Sandpipers go the extra 8,000 miles to have as much sex as possible

Sandpipers go the extra 8,000 miles to have as much sex as possible



A bird smaller than a city pigeon has been recorded flying 13,000km (8,000 miles) in just one month to have sex with as many females as possible

In behaviour never witnessed before, male pectoral sandpipers were observed travelling to as many as 24 different “breeding sites” in northern Alaska within a single season, a team of scientists wrote in the journal Nature. A breeding season lasts a mere four to six weeks.

Sandpipers go the extra 8,000 miles to have as much sex as possible
Male pectoral sandpipers go to great lengths literally to mate with as many females as possible by flying between distant breeding sites hundreds of kilometres apart within a single breeding season. Photograph: Katharina Kapetanopoulos/AFP/Getty Images

“Males have to reduce their sleep and defend and court females virtually non-stop throughout the endless Arctic summer days to successfully reproduce,” the Max Planck Institute for Ornithology, in Seewiesen, Germany, said in a statement.

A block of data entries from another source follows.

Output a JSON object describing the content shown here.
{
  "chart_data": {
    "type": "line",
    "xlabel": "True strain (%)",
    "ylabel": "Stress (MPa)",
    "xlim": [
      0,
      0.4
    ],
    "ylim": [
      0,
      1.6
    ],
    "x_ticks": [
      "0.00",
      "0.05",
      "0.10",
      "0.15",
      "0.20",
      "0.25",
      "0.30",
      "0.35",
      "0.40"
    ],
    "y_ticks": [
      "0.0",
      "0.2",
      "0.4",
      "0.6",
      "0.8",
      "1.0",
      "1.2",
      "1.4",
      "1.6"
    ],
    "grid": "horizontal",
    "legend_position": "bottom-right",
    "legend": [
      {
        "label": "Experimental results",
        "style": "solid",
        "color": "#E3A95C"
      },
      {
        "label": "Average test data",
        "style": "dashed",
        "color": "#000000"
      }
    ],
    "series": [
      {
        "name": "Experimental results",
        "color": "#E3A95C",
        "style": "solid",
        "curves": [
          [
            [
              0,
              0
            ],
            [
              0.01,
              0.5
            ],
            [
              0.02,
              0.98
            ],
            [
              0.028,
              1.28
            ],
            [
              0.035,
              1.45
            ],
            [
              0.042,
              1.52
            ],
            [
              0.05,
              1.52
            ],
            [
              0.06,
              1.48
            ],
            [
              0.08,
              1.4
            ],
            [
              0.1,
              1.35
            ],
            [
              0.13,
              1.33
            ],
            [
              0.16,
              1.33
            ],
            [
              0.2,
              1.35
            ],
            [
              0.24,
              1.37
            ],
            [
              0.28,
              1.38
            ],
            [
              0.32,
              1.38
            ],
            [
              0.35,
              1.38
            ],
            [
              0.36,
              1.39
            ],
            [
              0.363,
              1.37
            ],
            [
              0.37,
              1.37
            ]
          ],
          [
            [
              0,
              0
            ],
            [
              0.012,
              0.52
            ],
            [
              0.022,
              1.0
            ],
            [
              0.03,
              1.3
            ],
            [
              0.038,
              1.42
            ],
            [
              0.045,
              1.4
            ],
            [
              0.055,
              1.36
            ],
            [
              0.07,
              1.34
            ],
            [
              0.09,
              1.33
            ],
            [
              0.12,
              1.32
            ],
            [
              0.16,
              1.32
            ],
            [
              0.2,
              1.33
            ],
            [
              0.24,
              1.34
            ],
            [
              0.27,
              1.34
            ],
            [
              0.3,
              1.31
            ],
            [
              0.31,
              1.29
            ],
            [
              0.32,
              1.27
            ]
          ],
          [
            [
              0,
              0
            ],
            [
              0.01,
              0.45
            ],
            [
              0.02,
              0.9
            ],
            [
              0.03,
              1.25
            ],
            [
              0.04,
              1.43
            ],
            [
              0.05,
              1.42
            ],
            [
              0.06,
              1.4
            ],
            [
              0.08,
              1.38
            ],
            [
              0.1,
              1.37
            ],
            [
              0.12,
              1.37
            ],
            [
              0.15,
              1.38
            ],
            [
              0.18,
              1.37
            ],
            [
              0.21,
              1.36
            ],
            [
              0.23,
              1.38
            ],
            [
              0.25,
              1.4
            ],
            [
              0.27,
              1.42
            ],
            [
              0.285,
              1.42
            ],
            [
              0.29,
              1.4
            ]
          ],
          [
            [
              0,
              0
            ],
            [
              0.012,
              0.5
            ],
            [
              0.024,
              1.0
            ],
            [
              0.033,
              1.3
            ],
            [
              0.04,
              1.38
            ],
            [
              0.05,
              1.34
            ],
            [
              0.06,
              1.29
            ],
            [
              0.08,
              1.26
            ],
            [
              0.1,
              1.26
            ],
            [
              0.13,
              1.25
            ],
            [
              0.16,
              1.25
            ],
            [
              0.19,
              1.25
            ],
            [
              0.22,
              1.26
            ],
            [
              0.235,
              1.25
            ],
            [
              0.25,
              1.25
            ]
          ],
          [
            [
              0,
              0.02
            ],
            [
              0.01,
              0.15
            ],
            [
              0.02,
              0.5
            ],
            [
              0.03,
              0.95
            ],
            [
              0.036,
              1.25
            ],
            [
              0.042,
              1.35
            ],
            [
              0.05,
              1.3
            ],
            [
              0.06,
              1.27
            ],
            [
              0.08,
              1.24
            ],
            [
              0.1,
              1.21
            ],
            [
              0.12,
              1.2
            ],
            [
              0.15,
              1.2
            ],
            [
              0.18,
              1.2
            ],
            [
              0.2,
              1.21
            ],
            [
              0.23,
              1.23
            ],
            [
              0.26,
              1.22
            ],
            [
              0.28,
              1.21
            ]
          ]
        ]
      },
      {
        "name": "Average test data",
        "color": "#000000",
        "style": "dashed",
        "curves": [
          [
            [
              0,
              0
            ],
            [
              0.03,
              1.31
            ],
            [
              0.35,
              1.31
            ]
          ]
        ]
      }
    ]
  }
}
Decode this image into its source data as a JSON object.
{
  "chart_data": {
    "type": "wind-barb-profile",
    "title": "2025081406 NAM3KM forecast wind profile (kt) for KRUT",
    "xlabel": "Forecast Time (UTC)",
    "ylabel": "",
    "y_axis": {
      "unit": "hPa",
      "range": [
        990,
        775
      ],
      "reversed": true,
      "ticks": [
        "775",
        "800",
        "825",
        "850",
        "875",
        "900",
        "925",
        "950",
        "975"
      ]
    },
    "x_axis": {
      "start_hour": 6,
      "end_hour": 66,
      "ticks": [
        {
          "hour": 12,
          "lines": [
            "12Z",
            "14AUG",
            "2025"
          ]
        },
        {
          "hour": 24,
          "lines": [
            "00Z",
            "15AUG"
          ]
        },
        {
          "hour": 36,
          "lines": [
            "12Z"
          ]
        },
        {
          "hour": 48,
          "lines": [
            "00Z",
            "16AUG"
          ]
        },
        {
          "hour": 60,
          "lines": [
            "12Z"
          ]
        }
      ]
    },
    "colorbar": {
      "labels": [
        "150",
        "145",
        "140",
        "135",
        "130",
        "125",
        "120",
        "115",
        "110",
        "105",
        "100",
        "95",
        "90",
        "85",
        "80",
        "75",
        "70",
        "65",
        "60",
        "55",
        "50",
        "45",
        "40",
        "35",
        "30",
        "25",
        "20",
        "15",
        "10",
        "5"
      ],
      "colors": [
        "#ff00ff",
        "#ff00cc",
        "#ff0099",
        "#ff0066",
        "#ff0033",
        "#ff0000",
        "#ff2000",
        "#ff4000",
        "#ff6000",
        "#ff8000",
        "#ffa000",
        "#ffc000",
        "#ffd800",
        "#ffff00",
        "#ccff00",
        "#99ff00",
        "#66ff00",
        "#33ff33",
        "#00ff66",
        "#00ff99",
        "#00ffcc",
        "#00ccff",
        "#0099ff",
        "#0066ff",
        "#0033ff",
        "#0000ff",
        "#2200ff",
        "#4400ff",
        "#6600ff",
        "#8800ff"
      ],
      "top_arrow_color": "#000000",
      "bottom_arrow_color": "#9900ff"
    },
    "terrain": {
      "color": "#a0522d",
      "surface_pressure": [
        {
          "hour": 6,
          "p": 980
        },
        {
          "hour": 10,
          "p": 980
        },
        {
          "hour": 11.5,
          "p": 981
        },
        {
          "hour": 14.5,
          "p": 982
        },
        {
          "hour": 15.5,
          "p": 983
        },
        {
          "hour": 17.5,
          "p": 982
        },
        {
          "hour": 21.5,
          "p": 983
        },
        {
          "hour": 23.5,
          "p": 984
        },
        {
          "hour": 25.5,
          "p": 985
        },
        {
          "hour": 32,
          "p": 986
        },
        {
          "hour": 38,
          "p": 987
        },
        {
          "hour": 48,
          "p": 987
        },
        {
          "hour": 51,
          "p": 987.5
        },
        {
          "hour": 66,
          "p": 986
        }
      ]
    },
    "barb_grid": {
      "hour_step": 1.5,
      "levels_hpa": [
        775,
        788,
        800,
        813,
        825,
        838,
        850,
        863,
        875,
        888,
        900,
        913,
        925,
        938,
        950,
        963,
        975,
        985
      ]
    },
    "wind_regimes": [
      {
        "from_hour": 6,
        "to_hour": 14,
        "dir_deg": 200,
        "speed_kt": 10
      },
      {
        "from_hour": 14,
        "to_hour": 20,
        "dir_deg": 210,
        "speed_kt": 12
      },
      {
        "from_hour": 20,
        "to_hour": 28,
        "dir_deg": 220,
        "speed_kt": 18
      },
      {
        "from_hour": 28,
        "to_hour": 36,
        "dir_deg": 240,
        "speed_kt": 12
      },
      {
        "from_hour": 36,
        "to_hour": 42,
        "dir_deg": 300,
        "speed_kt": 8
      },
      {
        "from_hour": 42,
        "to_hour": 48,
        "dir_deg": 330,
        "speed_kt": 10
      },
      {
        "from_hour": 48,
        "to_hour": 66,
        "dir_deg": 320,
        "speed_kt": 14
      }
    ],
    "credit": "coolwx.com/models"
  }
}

The average bird covered some 3,000km (further than flying from Paris to Moscow) – but one particularly determined specimen was recorded flying 13,045km in just four weeks.

And this was after the birds, which are about 21cm (8.3in) long and weigh about 100g (3.5oz), journeyed halfway across the globe from South America, where they overwinter, to their Alaskan breeding grounds.

“Before we made this discovery, it was thought that birds (males and females) migrate from their wintering area to a single site, where they breed in that year,” said the institute’s Bart Kempenaers, who co-authored the study based on tracking 120 radio-tagged sandpipers.

Competition for females is tough among these polygynous birds, and those who settle down in a single spot had little chance of copulation.

“We think that they have developed the strategy to assess their local chances, and if they are not good, they just move on to the next place,” said Kempenaers.

The most successful bird sired 22 offspring with six different females.